Ajmal, whose family roots trace back to Assam, said: “Our people from the northeast were held up in the country where we live and because God has given me enough resources to help them, me and my fellow directors decided to step in after we verified the authenticity of the volunteers. My only reason for doing this is to see people happy once they reunite with their families. Their happiness is my happiness.”

Amiruddin Ajmal Image Credit: Supplied

Thursday's flight was the second one after a flyDubai chartered plane travelled for the first time from Dubai to Guwahati on July 3.

“Our first direct flight from Dubai to Guwahati was a historic one because that region of India is not connected by any commercial flights. But ever since that flight, the number of Indians from the northeast who wished to be repatriated have only grown, so we partnered again with Satguru Travel and Tourism to make our second chartered flight possible,” said Angam Keishing, a volunteer who, along with a group of friends from northeast India, rallied passengers and sponsors for the July 23 flight.

“We have been overwhelmed by the generosity of people who stepped in to help. We have limited means to help others and it’s only because of the kindness of others that we can make the flight happen.”

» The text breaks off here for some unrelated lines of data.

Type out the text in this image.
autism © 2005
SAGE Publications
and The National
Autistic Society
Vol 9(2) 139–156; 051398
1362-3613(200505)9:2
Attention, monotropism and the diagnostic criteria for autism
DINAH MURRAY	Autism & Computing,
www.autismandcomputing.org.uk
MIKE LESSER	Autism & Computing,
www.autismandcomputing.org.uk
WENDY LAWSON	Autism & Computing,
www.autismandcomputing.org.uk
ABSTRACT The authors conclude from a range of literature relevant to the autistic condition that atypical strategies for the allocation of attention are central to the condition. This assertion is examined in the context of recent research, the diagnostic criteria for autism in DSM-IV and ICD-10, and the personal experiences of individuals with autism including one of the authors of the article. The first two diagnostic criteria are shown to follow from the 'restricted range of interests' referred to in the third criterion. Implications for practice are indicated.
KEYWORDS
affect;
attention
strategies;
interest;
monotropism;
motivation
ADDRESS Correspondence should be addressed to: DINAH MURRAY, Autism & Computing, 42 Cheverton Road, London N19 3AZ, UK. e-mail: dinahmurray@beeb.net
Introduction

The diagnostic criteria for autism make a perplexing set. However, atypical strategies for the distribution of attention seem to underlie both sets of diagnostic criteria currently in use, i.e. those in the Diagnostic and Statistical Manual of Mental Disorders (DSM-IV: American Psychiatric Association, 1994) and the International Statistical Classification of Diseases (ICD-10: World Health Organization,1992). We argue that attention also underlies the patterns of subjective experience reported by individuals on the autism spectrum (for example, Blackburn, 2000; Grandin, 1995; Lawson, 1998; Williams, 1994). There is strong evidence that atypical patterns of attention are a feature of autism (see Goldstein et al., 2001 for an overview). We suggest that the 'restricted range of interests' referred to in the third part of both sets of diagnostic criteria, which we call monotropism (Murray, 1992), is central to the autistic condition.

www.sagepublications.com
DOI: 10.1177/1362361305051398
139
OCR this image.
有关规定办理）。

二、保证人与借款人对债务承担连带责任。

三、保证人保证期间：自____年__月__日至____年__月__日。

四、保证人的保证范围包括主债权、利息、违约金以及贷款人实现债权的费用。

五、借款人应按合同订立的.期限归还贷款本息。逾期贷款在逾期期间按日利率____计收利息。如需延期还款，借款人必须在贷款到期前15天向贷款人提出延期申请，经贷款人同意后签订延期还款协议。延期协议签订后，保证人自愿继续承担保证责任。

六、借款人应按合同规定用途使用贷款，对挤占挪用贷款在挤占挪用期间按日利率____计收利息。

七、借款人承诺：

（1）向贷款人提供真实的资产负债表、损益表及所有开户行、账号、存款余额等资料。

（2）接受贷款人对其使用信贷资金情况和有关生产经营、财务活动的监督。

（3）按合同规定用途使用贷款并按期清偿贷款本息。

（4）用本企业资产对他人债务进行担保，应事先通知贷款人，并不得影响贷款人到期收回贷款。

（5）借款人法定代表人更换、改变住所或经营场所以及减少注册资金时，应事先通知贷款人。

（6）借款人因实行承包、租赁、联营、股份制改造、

According to the Indian Embassy in the UAE, more than 450,000 people have registered for repatriation. While state-run carrier Air India was initially the only airline allowed to operate repatriation flights, the government has since allowed private companies to fly chartered planes.

Sumon Bordoloi, a Dubai-based marketing executive from Assam, said the Indigo flight was a personal mission for him.

“There were so many people losing hope and survival was becoming a challenge for many because they had run out of money in a foreign country,” said Bordoloi who, along with other volunteers pooled in their own money to fund tickets as well as daily supplies while passengers waited for the flight.

“Many of them have been laid off by their employers, some are on unpaid leave and some were waiting to fly back because of medical urgencies. Since no commercial flights are flying to any northeastern state, the chartered flight service is the only hope for many. Otherwise they will have to spend huge amounts of money on mandatory quarantine if they land in any other city.”

Help arranged back home

Ngayaomi Ruivah, another volunteer, said social workers in northeastern India also stepped in to make sure the travellers were taken safely home to their respective states.

“The journey from Guwahati to Imphal, in the state of Manipur, is 18 hours by road. So Linda Newmai, a Naga social worker based in Delhi, has helped us arrange buses to take the passengers directly from the airport so they don’t have to spend money being quarantined,” he said.

“To get to Manipur, for example, they would have to cross multiple state borders and all of that requires separate permits.”

After two direct flights to Guwahati from Dubai, more are waiting to be flown back home, said volunteer David. T.

“The other day, we received a distress call from someone from Assam who said they no longer had money even for food. We immediately went to check on the group and did what we could to help them for the short term,” he said. “We thought our work was done after two flights. But it looks like we already have our next mission set for us.”

Liansuanlal Samte, a Dubai-based hotelier and volunteer, added: “To me this mission has opened my eyes to see what we can achieve as long as we stay united. My faith in humanity has been restored after all the extended assistance we gained from our fellow generous Indians who came forward to lend their helping hand.”